I decided to do this in a simple way; starting at index 0, all the channels will have full attenuation. Then, at each step, I see if bringing down the attenuation of channel 1 will get closer to the volume. If not, I go to channel 2 and try that. Then channel 3. This gives a graph like below:

three lines. but they're smooth

This is nice in theory, but what does it do to our total volume? I haven’t bothered to normalize them, but here it is compared to our last data.

Two lines. One is smooth, one is more stepped

As you can see, our new volumes are noticeably more jagged. This is because our monotonicity requirement has dramatically limited the number of possible values we can get at any given step. Still, is it good enough?

Let’s take a listen

So I’d call this a small success. It’s definitely a big improvement over the second, but the improvement over the first is less so; it may even be noisier. (This capture isn’t the best; my Master System 2 doesn’t output a very loud signal) It’s definitely a bit louder (from waveform analysis) and maybe a bit higher quality, even.
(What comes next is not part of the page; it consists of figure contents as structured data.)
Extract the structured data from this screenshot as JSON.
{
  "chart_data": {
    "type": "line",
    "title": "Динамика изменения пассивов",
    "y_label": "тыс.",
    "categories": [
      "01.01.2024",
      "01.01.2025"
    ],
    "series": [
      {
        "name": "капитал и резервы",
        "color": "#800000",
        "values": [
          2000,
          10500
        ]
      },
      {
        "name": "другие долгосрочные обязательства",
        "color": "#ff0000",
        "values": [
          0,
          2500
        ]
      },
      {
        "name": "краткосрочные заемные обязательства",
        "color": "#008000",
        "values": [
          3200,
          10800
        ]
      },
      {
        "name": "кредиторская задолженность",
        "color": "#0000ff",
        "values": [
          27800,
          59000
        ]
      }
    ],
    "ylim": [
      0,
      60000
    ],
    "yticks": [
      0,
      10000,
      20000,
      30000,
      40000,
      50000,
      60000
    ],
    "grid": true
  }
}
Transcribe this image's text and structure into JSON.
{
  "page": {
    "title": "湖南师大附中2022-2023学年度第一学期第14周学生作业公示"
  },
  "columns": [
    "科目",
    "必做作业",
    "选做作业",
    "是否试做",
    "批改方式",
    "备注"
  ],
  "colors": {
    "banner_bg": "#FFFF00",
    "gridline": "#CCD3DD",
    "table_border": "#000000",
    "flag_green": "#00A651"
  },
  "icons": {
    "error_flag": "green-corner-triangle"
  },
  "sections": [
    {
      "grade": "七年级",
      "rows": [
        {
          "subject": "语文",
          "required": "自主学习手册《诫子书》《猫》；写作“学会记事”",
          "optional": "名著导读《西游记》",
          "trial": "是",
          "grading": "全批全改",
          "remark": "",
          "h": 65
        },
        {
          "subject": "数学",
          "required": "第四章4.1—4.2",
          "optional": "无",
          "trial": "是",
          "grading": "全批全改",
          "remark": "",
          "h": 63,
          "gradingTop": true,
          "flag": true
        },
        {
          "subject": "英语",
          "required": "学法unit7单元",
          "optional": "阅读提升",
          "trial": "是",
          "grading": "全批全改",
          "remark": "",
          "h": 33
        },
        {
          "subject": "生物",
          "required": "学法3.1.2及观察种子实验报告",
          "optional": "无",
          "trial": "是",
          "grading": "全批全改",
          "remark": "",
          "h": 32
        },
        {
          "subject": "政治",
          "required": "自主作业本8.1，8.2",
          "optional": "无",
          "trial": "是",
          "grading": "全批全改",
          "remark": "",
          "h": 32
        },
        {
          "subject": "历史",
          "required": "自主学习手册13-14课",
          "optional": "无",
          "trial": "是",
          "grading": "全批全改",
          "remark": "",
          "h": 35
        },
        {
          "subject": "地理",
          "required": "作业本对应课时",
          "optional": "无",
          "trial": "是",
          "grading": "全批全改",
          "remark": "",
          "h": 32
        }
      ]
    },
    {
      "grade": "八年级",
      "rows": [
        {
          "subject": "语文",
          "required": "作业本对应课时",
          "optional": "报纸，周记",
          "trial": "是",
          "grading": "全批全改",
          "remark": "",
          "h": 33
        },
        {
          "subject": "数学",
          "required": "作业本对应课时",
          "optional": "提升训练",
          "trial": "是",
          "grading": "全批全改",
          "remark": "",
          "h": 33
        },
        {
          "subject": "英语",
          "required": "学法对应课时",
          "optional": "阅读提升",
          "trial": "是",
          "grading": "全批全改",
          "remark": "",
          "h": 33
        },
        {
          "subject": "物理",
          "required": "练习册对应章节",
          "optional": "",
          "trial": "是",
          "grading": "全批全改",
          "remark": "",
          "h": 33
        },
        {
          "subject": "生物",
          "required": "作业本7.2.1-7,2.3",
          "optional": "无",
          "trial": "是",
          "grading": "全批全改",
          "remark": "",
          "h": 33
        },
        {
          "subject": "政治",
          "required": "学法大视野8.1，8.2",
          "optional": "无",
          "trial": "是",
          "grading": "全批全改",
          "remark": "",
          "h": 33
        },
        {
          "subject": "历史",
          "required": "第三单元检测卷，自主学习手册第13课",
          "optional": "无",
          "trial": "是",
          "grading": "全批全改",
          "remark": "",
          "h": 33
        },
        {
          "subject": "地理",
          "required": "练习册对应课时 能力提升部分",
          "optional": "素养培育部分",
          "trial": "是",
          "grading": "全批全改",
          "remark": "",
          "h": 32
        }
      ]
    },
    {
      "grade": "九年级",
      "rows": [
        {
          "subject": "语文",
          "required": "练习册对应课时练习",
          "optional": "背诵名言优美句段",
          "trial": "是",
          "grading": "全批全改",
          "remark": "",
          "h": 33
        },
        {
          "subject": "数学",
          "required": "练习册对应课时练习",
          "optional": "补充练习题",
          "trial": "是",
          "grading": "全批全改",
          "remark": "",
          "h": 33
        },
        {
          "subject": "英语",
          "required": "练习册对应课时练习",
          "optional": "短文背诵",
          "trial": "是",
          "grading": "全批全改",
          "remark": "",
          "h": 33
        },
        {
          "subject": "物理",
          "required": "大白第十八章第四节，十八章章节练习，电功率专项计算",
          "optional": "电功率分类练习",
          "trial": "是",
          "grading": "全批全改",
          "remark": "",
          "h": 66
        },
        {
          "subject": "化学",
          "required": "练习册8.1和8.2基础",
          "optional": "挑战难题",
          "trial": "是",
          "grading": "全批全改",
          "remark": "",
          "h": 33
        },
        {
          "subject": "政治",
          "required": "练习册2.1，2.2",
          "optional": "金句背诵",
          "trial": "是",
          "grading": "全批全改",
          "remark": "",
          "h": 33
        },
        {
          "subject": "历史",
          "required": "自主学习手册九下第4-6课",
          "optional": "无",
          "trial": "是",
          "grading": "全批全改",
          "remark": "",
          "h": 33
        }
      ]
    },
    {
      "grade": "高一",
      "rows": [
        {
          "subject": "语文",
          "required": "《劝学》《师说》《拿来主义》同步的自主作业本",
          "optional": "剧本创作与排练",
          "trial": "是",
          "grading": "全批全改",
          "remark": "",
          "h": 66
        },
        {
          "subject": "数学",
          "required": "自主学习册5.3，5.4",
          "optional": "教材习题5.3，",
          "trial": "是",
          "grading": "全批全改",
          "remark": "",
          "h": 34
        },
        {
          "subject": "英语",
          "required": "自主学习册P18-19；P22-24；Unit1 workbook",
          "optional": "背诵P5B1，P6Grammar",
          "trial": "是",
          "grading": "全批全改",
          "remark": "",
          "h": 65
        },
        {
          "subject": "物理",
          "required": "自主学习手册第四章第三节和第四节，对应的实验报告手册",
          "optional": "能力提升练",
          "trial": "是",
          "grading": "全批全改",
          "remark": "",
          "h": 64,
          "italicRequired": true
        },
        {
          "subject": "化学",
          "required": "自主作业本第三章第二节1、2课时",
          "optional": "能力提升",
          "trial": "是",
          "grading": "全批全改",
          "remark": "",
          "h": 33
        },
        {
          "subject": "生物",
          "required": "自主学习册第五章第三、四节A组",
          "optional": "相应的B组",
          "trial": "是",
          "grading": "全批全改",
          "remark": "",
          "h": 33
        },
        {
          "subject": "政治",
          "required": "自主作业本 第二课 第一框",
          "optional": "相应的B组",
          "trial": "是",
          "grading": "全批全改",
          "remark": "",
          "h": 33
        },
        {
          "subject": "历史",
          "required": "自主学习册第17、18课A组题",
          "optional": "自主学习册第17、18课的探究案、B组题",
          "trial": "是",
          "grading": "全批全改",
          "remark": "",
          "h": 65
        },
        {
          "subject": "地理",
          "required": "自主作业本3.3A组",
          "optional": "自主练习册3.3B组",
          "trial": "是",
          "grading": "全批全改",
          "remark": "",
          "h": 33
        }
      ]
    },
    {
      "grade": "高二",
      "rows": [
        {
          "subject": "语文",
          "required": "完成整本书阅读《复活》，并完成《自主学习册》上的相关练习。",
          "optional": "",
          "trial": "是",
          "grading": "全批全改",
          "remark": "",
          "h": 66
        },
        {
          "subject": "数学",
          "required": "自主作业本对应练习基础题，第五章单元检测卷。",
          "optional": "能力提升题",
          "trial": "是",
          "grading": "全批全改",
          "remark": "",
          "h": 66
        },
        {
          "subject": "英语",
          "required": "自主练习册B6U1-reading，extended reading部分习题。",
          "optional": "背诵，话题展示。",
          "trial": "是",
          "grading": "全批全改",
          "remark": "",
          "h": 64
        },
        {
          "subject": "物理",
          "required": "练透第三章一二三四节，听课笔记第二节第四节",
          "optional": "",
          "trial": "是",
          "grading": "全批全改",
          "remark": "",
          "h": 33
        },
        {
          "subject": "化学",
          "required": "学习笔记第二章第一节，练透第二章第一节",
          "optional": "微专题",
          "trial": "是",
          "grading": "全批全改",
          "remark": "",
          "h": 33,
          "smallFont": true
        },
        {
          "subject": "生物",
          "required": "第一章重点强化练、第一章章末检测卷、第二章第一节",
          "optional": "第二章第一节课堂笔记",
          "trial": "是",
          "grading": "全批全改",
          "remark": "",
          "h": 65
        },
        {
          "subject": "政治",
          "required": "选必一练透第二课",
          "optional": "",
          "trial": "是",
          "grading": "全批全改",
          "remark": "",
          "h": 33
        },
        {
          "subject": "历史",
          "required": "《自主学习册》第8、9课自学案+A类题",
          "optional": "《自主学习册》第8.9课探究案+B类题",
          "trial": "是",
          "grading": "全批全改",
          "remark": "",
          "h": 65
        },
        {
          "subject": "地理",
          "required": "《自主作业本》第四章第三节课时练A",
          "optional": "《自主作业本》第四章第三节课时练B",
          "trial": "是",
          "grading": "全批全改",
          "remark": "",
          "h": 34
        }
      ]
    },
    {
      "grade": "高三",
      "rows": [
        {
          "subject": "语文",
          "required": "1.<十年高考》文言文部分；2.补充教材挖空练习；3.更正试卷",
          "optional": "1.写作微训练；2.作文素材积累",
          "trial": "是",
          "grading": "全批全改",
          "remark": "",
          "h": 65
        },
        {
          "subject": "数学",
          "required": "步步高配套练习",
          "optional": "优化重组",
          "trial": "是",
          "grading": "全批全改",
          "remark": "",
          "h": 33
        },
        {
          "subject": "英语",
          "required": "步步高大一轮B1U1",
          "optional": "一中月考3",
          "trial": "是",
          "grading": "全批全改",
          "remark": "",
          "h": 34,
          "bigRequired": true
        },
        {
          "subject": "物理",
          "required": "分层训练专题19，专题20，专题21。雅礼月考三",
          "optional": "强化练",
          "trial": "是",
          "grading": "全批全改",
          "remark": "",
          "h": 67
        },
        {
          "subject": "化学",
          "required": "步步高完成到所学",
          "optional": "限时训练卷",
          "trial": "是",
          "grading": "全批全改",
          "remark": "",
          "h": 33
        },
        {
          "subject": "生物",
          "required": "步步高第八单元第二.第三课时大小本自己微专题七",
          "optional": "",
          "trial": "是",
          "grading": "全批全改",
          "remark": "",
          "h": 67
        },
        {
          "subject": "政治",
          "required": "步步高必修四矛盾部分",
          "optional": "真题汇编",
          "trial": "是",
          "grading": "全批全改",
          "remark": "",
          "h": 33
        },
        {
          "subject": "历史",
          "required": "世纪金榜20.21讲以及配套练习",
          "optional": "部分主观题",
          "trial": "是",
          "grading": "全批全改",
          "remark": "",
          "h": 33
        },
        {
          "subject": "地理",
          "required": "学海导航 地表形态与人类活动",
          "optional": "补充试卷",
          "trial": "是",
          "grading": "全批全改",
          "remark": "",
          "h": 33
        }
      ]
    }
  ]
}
I have to wonder now if the Populous data tables are inverted deliberately, in an attempt to compensate for the non-linearity of the attenuation table, without having to go through all the calculation.

Still, enough to be happy with, I’d say. What you don’t see in these posts, of course, are the intermediate tests, that didn’t make a difference or even made things worse. Even if you skim the technical details, though, I hope it was an interesting journey!

The journey hasn’t ended yet, of course. And a step on that journey might involve making better videos…

Don’t blame me, I’m from the future

You might wonder, why didn’t Populous take into account the characteristics of the PSG I mentioned? Let’s add it to our graph.

Two lines. One is smooth, one is more stepped. A third is backwards and logarithmic, not linear

Well, I have a large number of advantages they didn’t. That includes:

  • Modern, reverse-engineered documentation on the PSG– the Sega docs say nothing about sample playback
  • Modern debugging emulators like MEKA that can both run a game in real time and easily step through it
  • Modern flash carts that can quickly load new games (though I’m not sure about the Master System devkits of the time, so this might be a wash– anything involving burning EEPROMs, though, would be much slower)
  • Modern programming languages like Python– Python came out in 1991, the same year as Populous, but wouldn’t reach its modern flexibility for a bit. (And this isn’t to mention the computing power I have that can run it fast!)

Finally, and probably most importantly of all, is that I have no deadlines or expectations bearing down. It doesn’t matter if I never finish this; as for Populous, though, delays cost the developers real money. They got the cool voice gimmick and moved on to the next task that needed work, and who can blame them? The difference isn’t really that great.